Businesses are ramping up to meet increasing demand and market opportunities in response to continued signs of economic improvement. Acquiring equipment to operate and grow is critical, and for smart businesses, equipment financing is a key acquisition strategy. Equipment financing is tailored to individual business considerations, including that of maintaining cash reserves.
The current market situation finds equipment financing as vital and available as ever, enabling organizations to secure the assets they need. Equipment financing provides many benefits that fit the operational and financial objectives of businesses, from Fortune 100 corporations to one-person operations. A deeper understanding of these benefits will enable organizations to strategically leverage equipment financing not only during improving economic conditions, but for any business cycle.
Growing Confidence Creating Demand for Equipment
An improved business outlook provides encouraging evidence for businesses to stop putting off acquiring new equipment
Additionally, nearly one-third of small business owners said that as of the start of 2011 economic conditions for their businesses are getting better, according to Discover Small Business Watch. Thirty percent—the highest percentage since March 2008—said they will increase spending on business development, including capital expenditures.
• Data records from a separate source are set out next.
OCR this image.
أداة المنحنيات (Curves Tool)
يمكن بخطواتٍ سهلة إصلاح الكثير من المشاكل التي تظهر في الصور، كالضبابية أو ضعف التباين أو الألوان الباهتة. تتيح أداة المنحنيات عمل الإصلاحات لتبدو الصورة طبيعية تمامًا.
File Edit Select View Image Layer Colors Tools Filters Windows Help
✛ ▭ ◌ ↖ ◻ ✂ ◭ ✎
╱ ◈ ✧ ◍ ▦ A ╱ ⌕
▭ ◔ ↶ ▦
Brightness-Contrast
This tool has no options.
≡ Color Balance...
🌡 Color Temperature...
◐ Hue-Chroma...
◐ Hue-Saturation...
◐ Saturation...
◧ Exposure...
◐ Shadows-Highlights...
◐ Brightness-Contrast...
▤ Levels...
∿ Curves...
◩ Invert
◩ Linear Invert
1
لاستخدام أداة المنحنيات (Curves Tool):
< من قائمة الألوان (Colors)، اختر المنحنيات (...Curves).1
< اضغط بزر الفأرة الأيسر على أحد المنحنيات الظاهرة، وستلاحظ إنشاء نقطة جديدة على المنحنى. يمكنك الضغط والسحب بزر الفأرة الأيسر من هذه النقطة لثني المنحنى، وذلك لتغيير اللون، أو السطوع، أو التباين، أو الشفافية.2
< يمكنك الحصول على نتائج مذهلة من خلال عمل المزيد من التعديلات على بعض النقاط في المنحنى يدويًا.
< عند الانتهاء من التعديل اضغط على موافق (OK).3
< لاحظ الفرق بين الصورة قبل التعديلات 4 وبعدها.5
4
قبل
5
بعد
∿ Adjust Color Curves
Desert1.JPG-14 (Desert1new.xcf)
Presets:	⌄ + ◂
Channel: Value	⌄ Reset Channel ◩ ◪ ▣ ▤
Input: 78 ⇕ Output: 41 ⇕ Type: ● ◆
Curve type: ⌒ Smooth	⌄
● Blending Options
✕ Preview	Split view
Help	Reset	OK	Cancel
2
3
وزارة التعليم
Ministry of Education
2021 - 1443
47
Increasing optimism prevails in equipment finance as well. The Monthly Confidence Index for the Equipment Finance Industry, which reports a qualitative assessment of prevailing business conditions and future expectations, reached its highest level in January 2011 since the index originated in May 2009. The Equipment Leasing and Finance Association’s (ELFA) Monthly Leasing and Finance Index, which reports economic activity for the $521 billion equipment finance sector, also showed new business volume for the fourth quarter of 2010 was up more than 20 percent over the fourth quarter of 2009.
Benefits of Equipment Financing In Uncertain Conditions
Despite the tangible gains businesses are experiencing, economic recovery is being hampered by unemployment, the housing market slump and durable goods data, among other issues. The Duke/CFO Survey noted CFOs are concerned about consumer demand, pressure on profit margins and the difficulty of planning during uncertain economic times, with half of CFOs planning to hold onto cash. These are conditions that are well suited for equipment financing, since it:
• enables expense planning
• maintains cash flow
• preserves capital
• requires no down payment
• can provide 100 percent financing.
The flexibility of equipment financing, especially leases, is another key benefit that can enable customized solutions for a business’s accounting, tax or cash flow needs. Leases are available that allow for seasonal business fluctuations, lower monthly payments while a project is ramping up and the equipment is not yet generating revenue, and other specific circumstances a business may experience.
Availability of Credit
Access to credit is one of the many benefits equipment financing provides in a restricted credit environment. The Duke/CFO Survey reported that credit conditions are somewhat improved over a year ago, but among small firms, credit still remains tight. Credit approvals in the equipment finance industry are historically higher than those for bank loans, and have been improving steadily, according to data from the ELFA. The role of the equipment finance industry in providing credit to businesses has wider economic impact, since in a typical recovery most job growth is generated by small firms.